Air Congo a inauguré le 18 août 2026 sa desserte de Paris, sa deuxième destination européenne après Bruxelles. La compagnie commercialise cinq fréquences hebdomadaires sur cet axe, en s’appuyant sur des Boeing 787-8 fournis par Ethiopian Airlines pour son développement long-courrier.
Air Congo étend son réseau européen moins de deux mois après son arrivée à Bruxelles. La compagnie nationale congolaise a confirmé l’arrivée à Paris de son premier vol le 18 août et propose désormais cinq dessertes par semaine entre Kinshasa et la capitale française. L’ouverture commerciale de la ligne avait été annoncée le 1er août, sans calendrier précis à ce moment-là. La mise en exploitation effective intervient donc dix-sept jours plus tard.
La configuration opérationnelle mérite toutefois d’être précisée. Les horaires spécialisés publiés pour le lancement montrent une rotation Kinshasa–Bruxelles–Paris Charles-de-Gaulle–Kinshasa, avec une cinquième fréquence hebdomadaire ajoutée au programme européen. Le trajet ne correspond donc pas systématiquement à un aller-retour sans escale entre les deux capitales. Selon AeroRoutes, la rotation est exploitée en Boeing 787-8 d’Ethiopian Airlines.
Paris devient le deuxième marché européen d’Air Congo
Cette ouverture donne à Air Congo une deuxième implantation commerciale en Europe après le lancement de Kinshasa–Bruxelles le 1er juillet 2026. Le développement long-courrier repose sur le partenariat avec Ethiopian Airlines, actionnaire à 49 % de la compagnie, contre 51 % pour l’État congolais.
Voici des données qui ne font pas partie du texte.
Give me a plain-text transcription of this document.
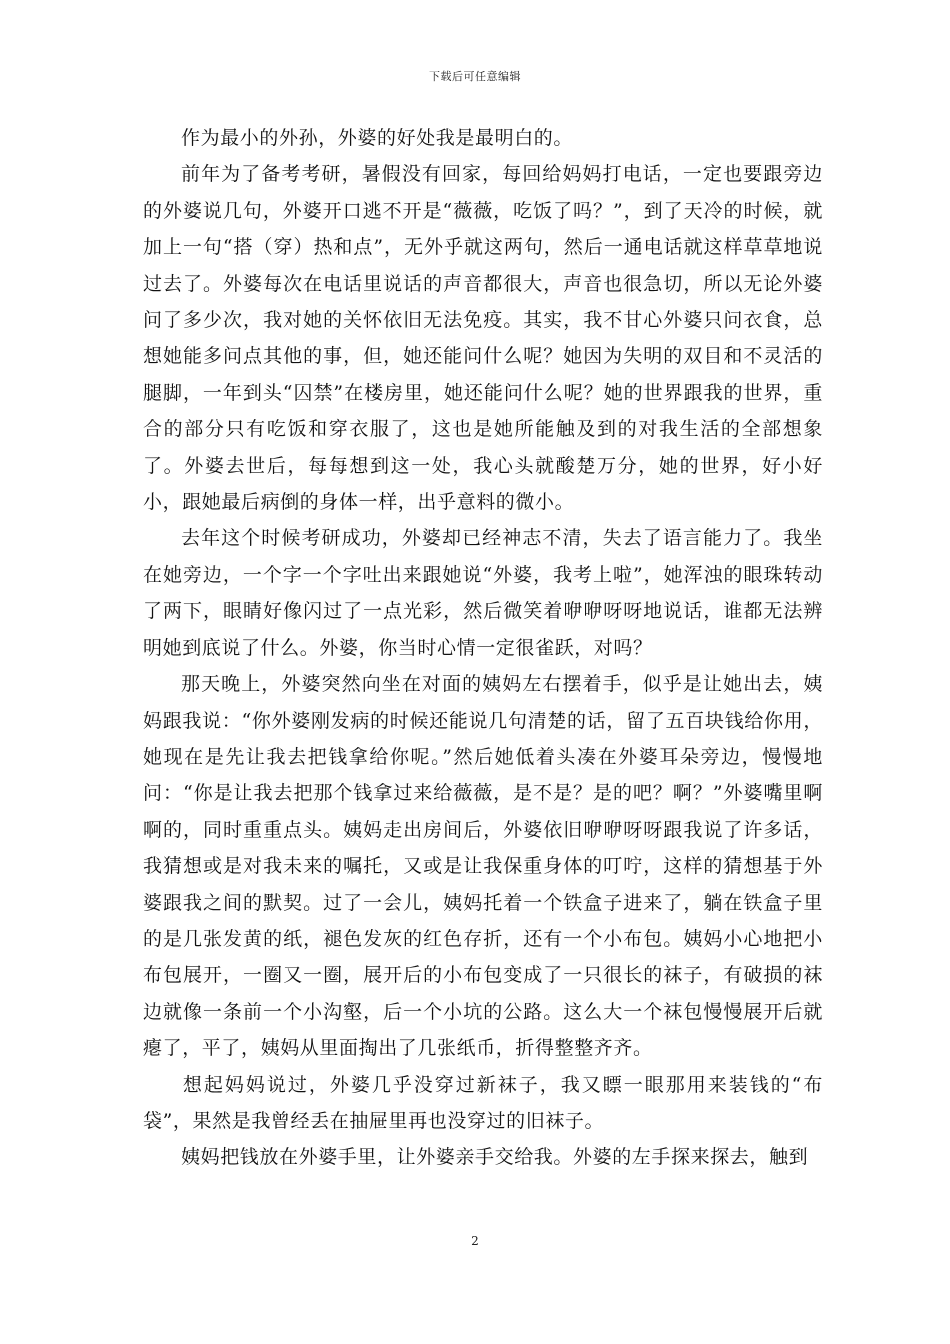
下载后可任意编辑

作为最小的外孙，外婆的好处我是最明白的。

前年为了备考考研，暑假没有回家，每回给妈妈打电话，一定也要跟旁边的外婆说几句，外婆开口逃不开是“薇薇，吃饭了吗？”，到了天冷的时候，就加上一句“搭（穿）热和点”，无外乎就这两句，然后一通电话就这样草草地说过去了。外婆每次在电话里说话的声音都很大，声音也很急切，所以无论外婆问了多少次，我对她的关怀依旧无法免疫。其实，我不甘心外婆只问衣食，总想她能多问点其他的事，但，她还能问什么呢？她因为失明的双目和不灵活的腿脚，一年到头“囚禁”在楼房里，她还能问什么呢？她的世界跟我的世界，重合的部分只有吃饭和穿衣服了，这也是她所能触及到的对我生活的全部想象了。外婆去世后，每每想到这一处，我心头就酸楚万分，她的世界，好小好小，跟她最后病倒的身体一样，出乎意料的微小。

去年这个时候考研成功，外婆却已经神志不清，失去了语言能力了。我坐在她旁边，一个字一个字吐出来跟她说“外婆，我考上啦”，她浑浊的眼珠转动了两下，眼睛好像闪过了一点光彩，然后微笑着咿咿呀呀地说话，谁都无法辨明她到底说了什么。外婆，你当时心情一定很雀跃，对吗？

那天晚上，外婆突然向坐在对面的姨妈左右摆着手，似乎是让她出去，姨妈跟我说：“你外婆刚发病的时候还能说几句清楚的话，留了五百块钱给你用，她现在是先让我去把钱拿给你呢。”然后她低着头凑在外婆耳朵旁边，慢慢地问：“你是让我去把那个钱拿过来给薇薇，是不是？是的吧？啊？”外婆嘴里啊啊的，同时重重点头。姨妈走出房间后，外婆依旧咿咿呀呀跟我说了许多话，我猜想或是对我未来的嘱托，又或是让我保重身体的叮咛，这样的猜想基于外婆跟我之间的默契。过了一会儿，姨妈托着一个铁盒子进来了，躺在铁盒子里的是几张发黄的纸，褪色发灰的红色存折，还有一个小布包。姨妈小心地把小布包展开，一圈又一圈，展开后的小布包变成了一只很长的袜子，有破损的袜边就像一条前一个小沟壑，后一个小坑的公路。这么大一个袜包慢慢展开后就瘪了，平了，姨妈从里面掏出了几张纸币，折得整整齐齐。

想起妈妈说过，外婆几乎没穿过新袜子，我又瞟一眼那用来装钱的“布袋”，果然是我曾经丢在抽屉里再也没穿过的旧袜子。

姨妈把钱放在外婆手里，让外婆亲手交给我。外婆的左手探来探去，触到

2
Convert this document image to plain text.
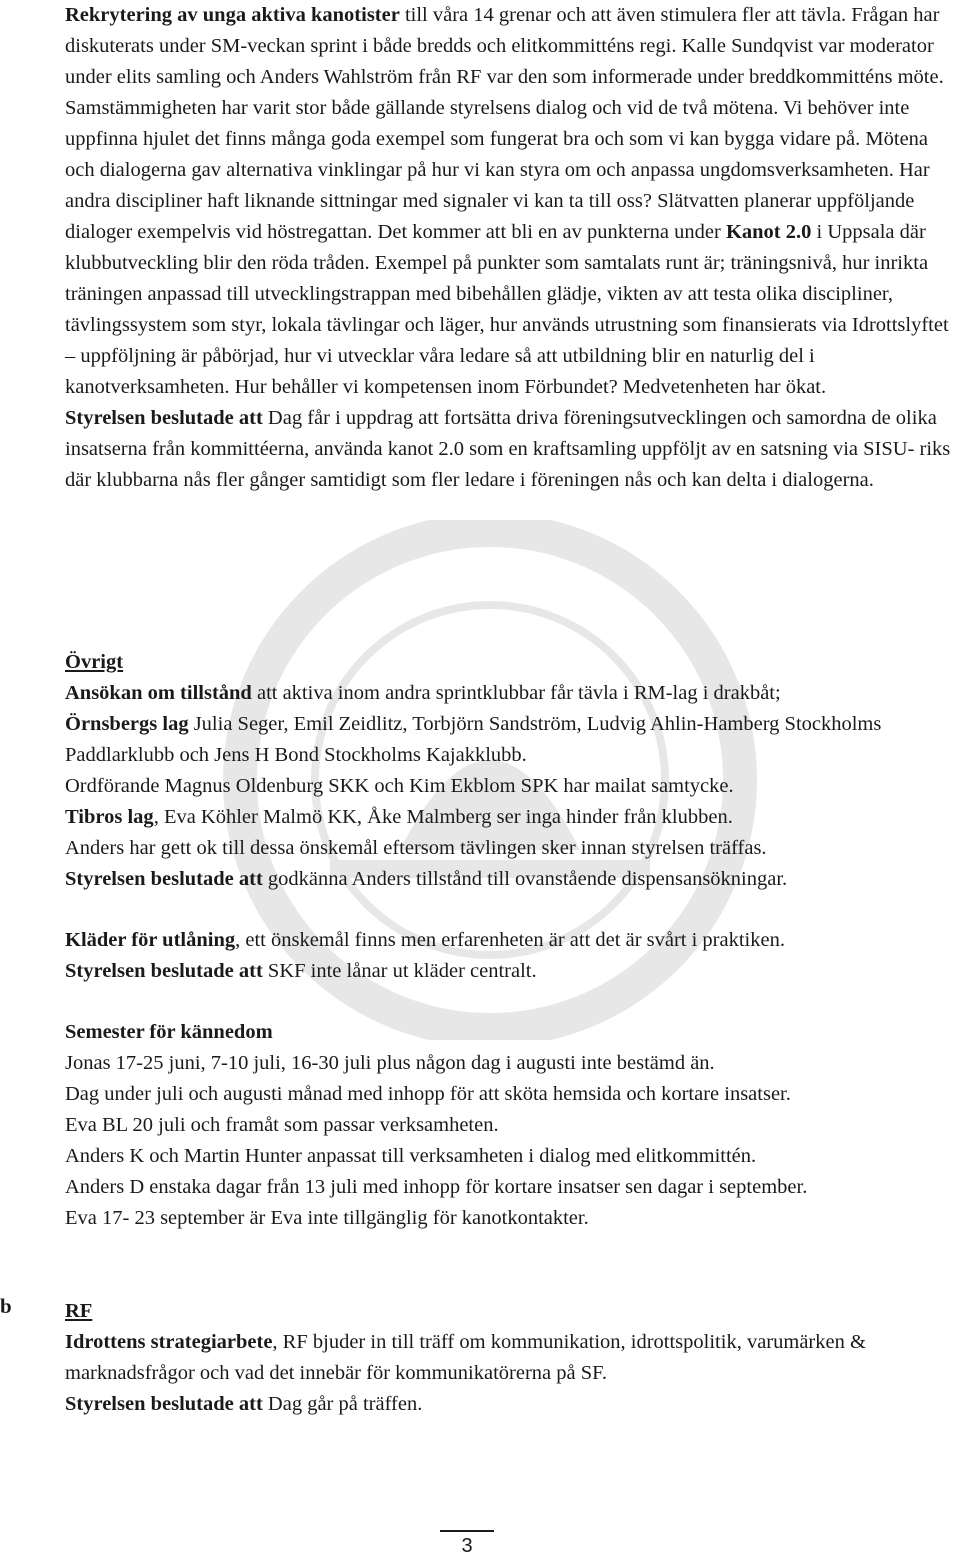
Rekrytering av unga aktiva kanotister till våra 14 grenar och att även stimulera fler att tävla. Frågan har diskuterats under SM-veckan sprint i både bredds och elitkommitténs regi. Kalle Sundqvist var moderator under elits samling och Anders Wahlström från RF var den som informerade under breddkommitténs möte. Samstämmigheten har varit stor både gällande styrelsens dialog och vid de två mötena. Vi behöver inte uppfinna hjulet det finns många goda exempel som fungerat bra och som vi kan bygga vidare på. Mötena och dialogerna gav alternativa vinklingar på hur vi kan styra om och anpassa ungdomsverksamheten. Har andra discipliner haft liknande sittningar med signaler vi kan ta till oss? Slätvatten planerar uppföljande dialoger exempelvis vid höstregattan. Det kommer att bli en av punkterna under Kanot 2.0 i Uppsala där klubbutveckling blir den röda tråden. Exempel på punkter som samtalats runt är; träningsnivå, hur inrikta träningen anpassad till utvecklingstrappan med bibehållen glädje, vikten av att testa olika discipliner, tävlingssystem som styr, lokala tävlingar och läger, hur används utrustning som finansierats via Idrottslyftet – uppföljning är påbörjad, hur vi utvecklar våra ledare så att utbildning blir en naturlig del i kanotverksamheten. Hur behåller vi kompetensen inom Förbundet? Medvetenheten har ökat.

Styrelsen beslutade att Dag får i uppdrag att fortsätta driva föreningsutvecklingen och samordna de olika insatserna från kommittéerna, använda kanot 2.0 som en kraftsamling uppföljt av en satsning via SISU- riks där klubbarna nås fler gånger samtidigt som fler ledare i föreningen nås och kan delta i dialogerna.

Övrigt

Ansökan om tillstånd att aktiva inom andra sprintklubbar får tävla i RM-lag i drakbåt;

Örnsbergs lag Julia Seger, Emil Zeidlitz, Torbjörn Sandström, Ludvig Ahlin-Hamberg Stockholms Paddlarklubb och Jens H Bond Stockholms Kajakklubb.

Ordförande Magnus Oldenburg SKK och Kim Ekblom SPK har mailat samtycke.

Tibros lag, Eva Köhler Malmö KK, Åke Malmberg ser inga hinder från klubben.

Anders har gett ok till dessa önskemål eftersom tävlingen sker innan styrelsen träffas.

Styrelsen beslutade att godkänna Anders tillstånd till ovanstående dispensansökningar.

Kläder för utlåning, ett önskemål finns men erfarenheten är att det är svårt i praktiken.

Styrelsen beslutade att SKF inte lånar ut kläder centralt.

Semester för kännedom

Jonas 17-25 juni, 7-10 juli, 16-30 juli plus någon dag i augusti inte bestämd än.

Dag under juli och augusti månad med inhopp för att sköta hemsida och kortare insatser.

Eva BL 20 juli och framåt som passar verksamheten.

Anders K och Martin Hunter anpassat till verksamheten i dialog med elitkommittén.

Anders D enstaka dagar från 13 juli med inhopp för kortare insatser sen dagar i september.

Eva 17- 23 september är Eva inte tillgänglig för kanotkontakter.

RF

Idrottens strategiarbete, RF bjuder in till träff om kommunikation, idrottspolitik, varumärken & marknadsfrågor och vad det innebär för kommunikatörerna på SF.

Styrelsen beslutade att Dag går på träffen.

b
3
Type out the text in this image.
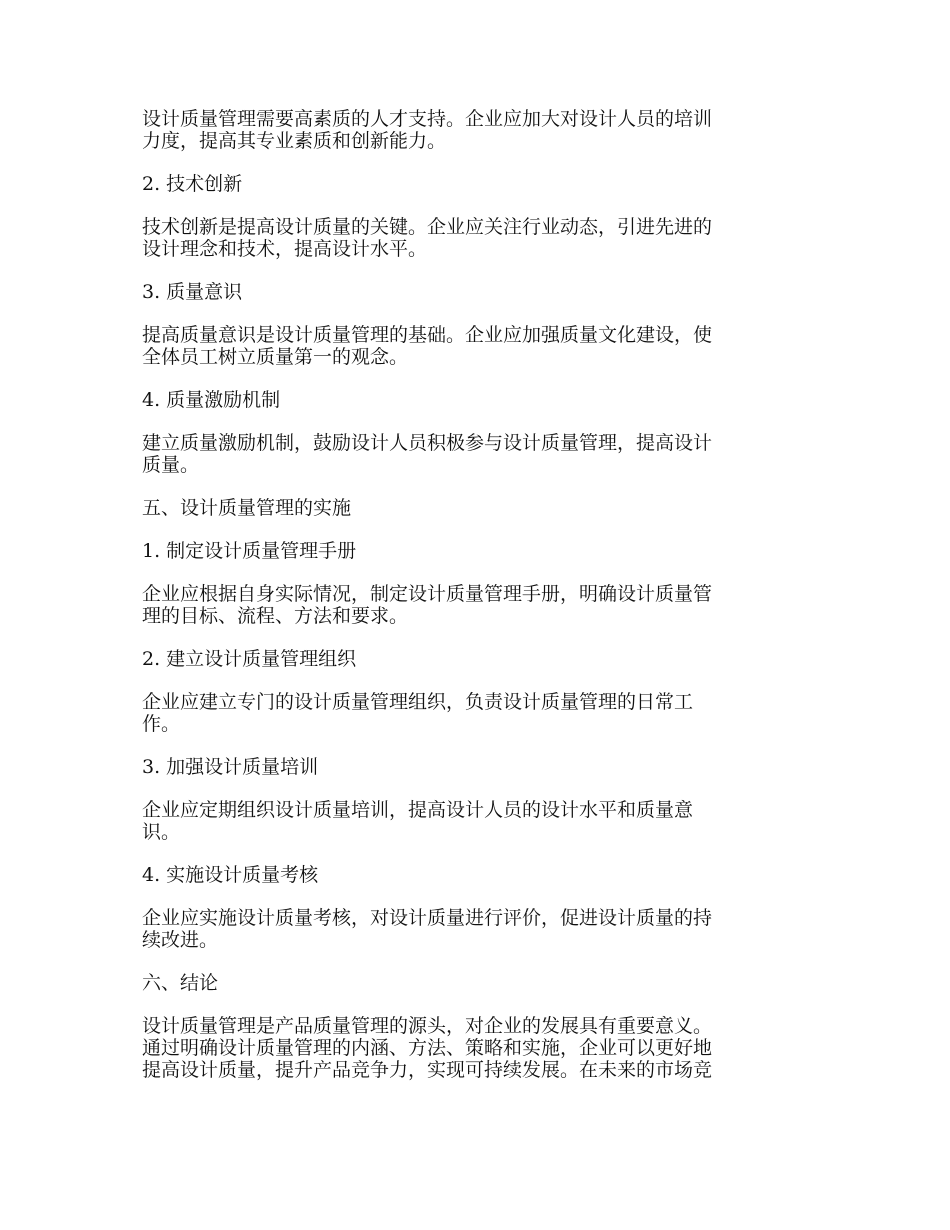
设计质量管理需要高素质的人才支持。企业应加大对设计人员的培训
力度，提高其专业素质和创新能力。

2. 技术创新

技术创新是提高设计质量的关键。企业应关注行业动态，引进先进的
设计理念和技术，提高设计水平。

3. 质量意识

提高质量意识是设计质量管理的基础。企业应加强质量文化建设，使
全体员工树立质量第一的观念。

4. 质量激励机制

建立质量激励机制，鼓励设计人员积极参与设计质量管理，提高设计
质量。

五、设计质量管理的实施

1. 制定设计质量管理手册

企业应根据自身实际情况，制定设计质量管理手册，明确设计质量管
理的目标、流程、方法和要求。

2. 建立设计质量管理组织

企业应建立专门的设计质量管理组织，负责设计质量管理的日常工
作。

3. 加强设计质量培训

企业应定期组织设计质量培训，提高设计人员的设计水平和质量意
识。

4. 实施设计质量考核

企业应实施设计质量考核，对设计质量进行评价，促进设计质量的持
续改进。

六、结论

设计质量管理是产品质量管理的源头，对企业的发展具有重要意义。
通过明确设计质量管理的内涵、方法、策略和实施，企业可以更好地
提高设计质量，提升产品竞争力，实现可持续发展。在未来的市场竞
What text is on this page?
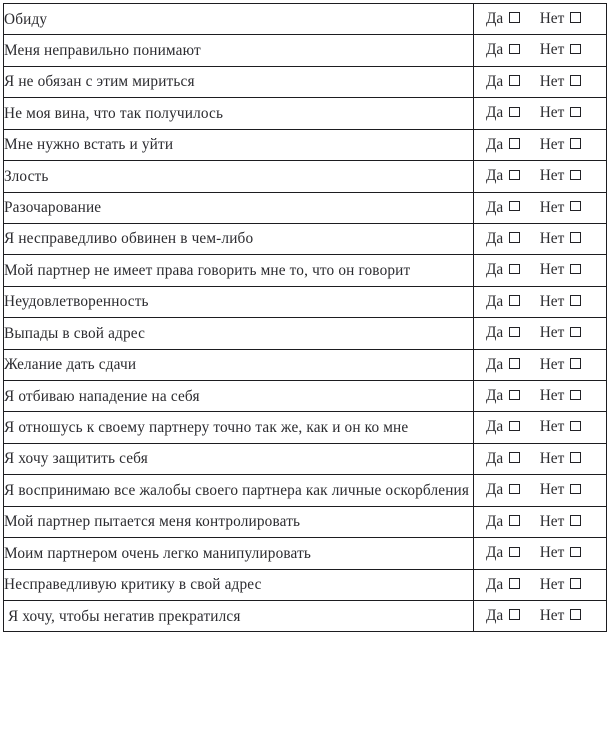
Обиду	Да Нет

Меня неправильно понимают	Да Нет

Я не обязан с этим мириться	Да Нет

Не моя вина, что так получилось	Да Нет

Мне нужно встать и уйти	Да Нет

Злость	Да Нет

Разочарование	Да Нет

Я несправедливо обвинен в чем-либо	Да Нет

Мой партнер не имеет права говорить мне то, что он говорит	Да Нет

Неудовлетворенность	Да Нет

Выпады в свой адрес	Да Нет

Желание дать сдачи	Да Нет

Я отбиваю нападение на себя	Да Нет

Я отношусь к своему партнеру точно так же, как и он ко мне	Да Нет

Я хочу защитить себя	Да Нет

Я воспринимаю все жалобы своего партнера как личные оскорбления	Да Нет

Мой партнер пытается меня контролировать	Да Нет

Моим партнером очень легко манипулировать	Да Нет

Несправедливую критику в свой адрес	Да Нет

Я хочу, чтобы негатив прекратился	Да Нет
Deux Boeing 787-8 doivent soutenir cette stratégie dans le cadre d’un contrat de location avec équipage, maintenance et assurance, communément appelé ACMI ou wet lease.
Ce montage répond aussi à une contrainte réglementaire. Dans sa liste actualisée le 9 juin 2026, la Commission européenne maintient l’ensemble des transporteurs certifiés par les autorités de la RDC parmi les compagnies interdites d’exploitation dans l’Union européenne en raison des insuffisances relevées dans la supervision nationale de la sécurité aérienne. La réglementation européenne autorise cependant un transporteur concerné par cette interdiction à exercer des droits de trafic au moyen d’un appareil loué avec équipage auprès d’une compagnie qui n’est pas elle-même interdite, sous réserve du respect des normes de sécurité applicables.
Air Congo utilise précisément l’expertise et les appareils d’Ethiopian Airlines pour ses opérations européennes. Ce dispositif permet à la marque congolaise de développer son réseau commercial à Bruxelles et Paris alors que la question de la supervision aéronautique de la RDC reste distincte du développement de la compagnie elle-même.
Sur le marché parisien, Air Congo arrive sur une liaison où Air France propose déjà des vols sans escale entre Paris-Charles-de-Gaulle et Kinshasa-N’djili. L’entrée d’un deuxième opérateur commercial élargit donc l’offre entre les deux villes, même si les modèles d’exploitation ne sont pas identiques.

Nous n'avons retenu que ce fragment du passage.